Как же я тогда не обманываюсь относительно моих внутренних процессов самообмана? Потому что процесс, вырывающий из более чем реальной реальности какую-то грань мира или воображаемую фигуру, вырывает также из более чем реального какое-то переживание или мысль, лишая его тем самым всякого благородного или чистого свойства, когда, как почти всегда случается, в нем нет ни чистоты, ни благородства. Заметьте, что моя объективность абсолютна, она — самая абсолютная из всех. Я создаю абсолютный объект, с качествами абсолютного в его конкретике. Я, собственно, не бежал от жизни в том смысле, что не стал искать для моей души более мягкой постели — я лишь изменил жизнь и обнаружил в моих мечтах ту же объективность, которую обнаруживал в жизни. Мои грезы — это я исследую на других страницах — складываются вне зависимости от моей воли и зачастую бьют меня и ранят. Часто то, что я открываю в себе, приводит меня в отчаяние, заставляет стыдиться (возможно, вследствие остатков человеческого во мне — что есть стыд?) и пугает.

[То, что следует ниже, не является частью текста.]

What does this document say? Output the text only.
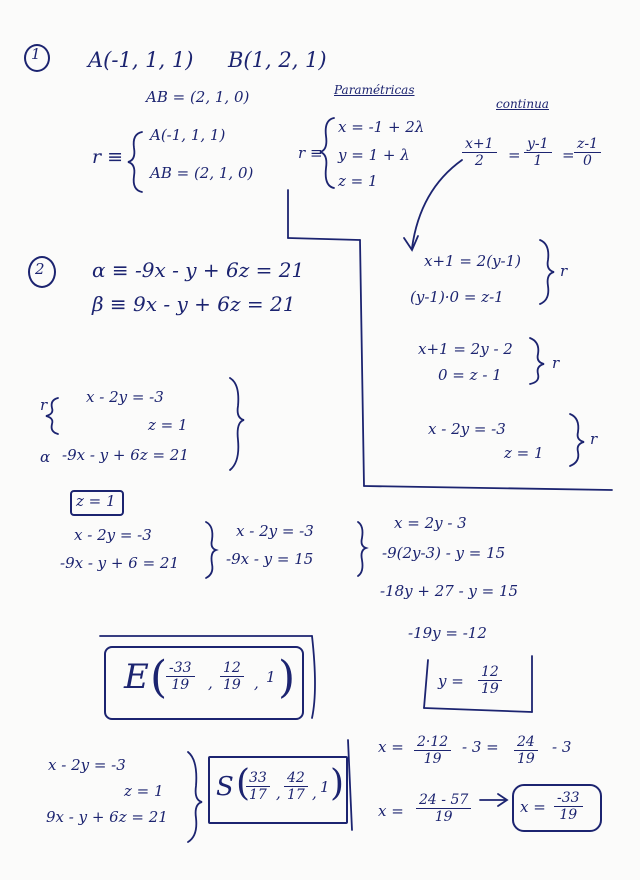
1 A(-1, 1, 1) B(1, 2, 1)
AB = (2, 1, 0)
r ≡
A(-1, 1, 1)
AB = (2, 1, 0)
Paramétricas
r ≡
x = -1 + 2λ
y = 1 + λ
z = 1
continua
$\frac{x+1}{2} = \frac{y-1}{1} = \frac{z-1}{0}$
x+1 = 2(y-1)
(y-1)·0 = z-1
r
x+1 = 2y - 2
0 = z - 1
r
x - 2y = -3
z = 1
r
2 α ≡ -9x - y + 6z = 21
β ≡ 9x - y + 6z = 21
r	x - 2y = -3
z = 1
α -9x - y + 6z = 21
z = 1
x - 2y = -3
-9x - y + 6 = 21
x - 2y = -3
-9x - y = 15
x = 2y - 3
-9(2y-3) - y = 15
-18y + 27 - y = 15
-19y = -12
$y = \frac{12}{19}$
E (
$\frac{-33}{19}$ , $\frac{12}{19}$ , 1 )
$x = \frac{2\cdot 12}{19} - 3 = \frac{24}{19} - 3$
$x = \frac{24 - 57}{19}$	$x = \frac{-33}{19}$
x - 2y = -3
z = 1
9x - y + 6z = 21
S (
$\frac{33}{17}$ , $\frac{42}{17}$ , 1 )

Непрерывные фантазии заменили во мне внимание. Я стал накладывать на то, что вижу, пусть даже в грезах, другие грезы, которые несу в себе. Будучи уже достаточно рассеян, чтобы хорошо делать то, что я обозначил как «видеть вещи в мечтаниях», и поскольку эта рассеянность подпитывалась постоянными фантазиями и обеспокоенностью — также не слишком внимательной — относительно течения моих грез, я накладываю то, о чем грежу, на мечту, которую вижу, и препарирую реальность, уже лишенную материи, при помощи абсолютной нематериальности.

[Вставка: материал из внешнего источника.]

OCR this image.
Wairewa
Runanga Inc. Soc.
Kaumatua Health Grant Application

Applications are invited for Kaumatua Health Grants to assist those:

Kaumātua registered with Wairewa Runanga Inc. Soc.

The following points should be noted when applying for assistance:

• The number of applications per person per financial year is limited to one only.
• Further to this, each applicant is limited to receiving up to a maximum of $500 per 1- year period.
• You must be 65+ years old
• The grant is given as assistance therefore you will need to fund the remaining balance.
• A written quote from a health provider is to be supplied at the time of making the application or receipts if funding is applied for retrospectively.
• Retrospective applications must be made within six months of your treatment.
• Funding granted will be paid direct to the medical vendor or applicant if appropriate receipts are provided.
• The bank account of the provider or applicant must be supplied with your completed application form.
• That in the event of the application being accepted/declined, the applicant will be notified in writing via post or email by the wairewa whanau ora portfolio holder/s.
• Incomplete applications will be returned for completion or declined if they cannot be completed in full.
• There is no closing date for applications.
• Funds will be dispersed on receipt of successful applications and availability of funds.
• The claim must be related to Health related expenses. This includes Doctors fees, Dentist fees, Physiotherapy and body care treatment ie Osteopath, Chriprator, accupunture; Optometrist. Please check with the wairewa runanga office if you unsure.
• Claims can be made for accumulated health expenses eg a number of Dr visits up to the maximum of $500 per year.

Отсюда — приобретенная мною способность развивать одновременно несколько мыслей, наблюдать за чем-либо и в то же время мечтать о совершенно иных делах, грезить одновременно о реальном закате над реальным Тежу и о воображаемом рассвете на внутреннем Тихом океане; и обе вещи, о которых я мечтаю, сплетаются друг с другом, не смешиваясь, не перепутывая больше, чем различное эмоциональное состояние, которое каждая из них создает, и я подобен тому, кто видел на улице много людей и, в то же время, чувствовал изнутри души их всех — то, что он должен был бы делать в единстве ощущений — тогда же, когда видел, как различные тела — он должен был видеть их разными — пересекаются на улице, полной движений ног.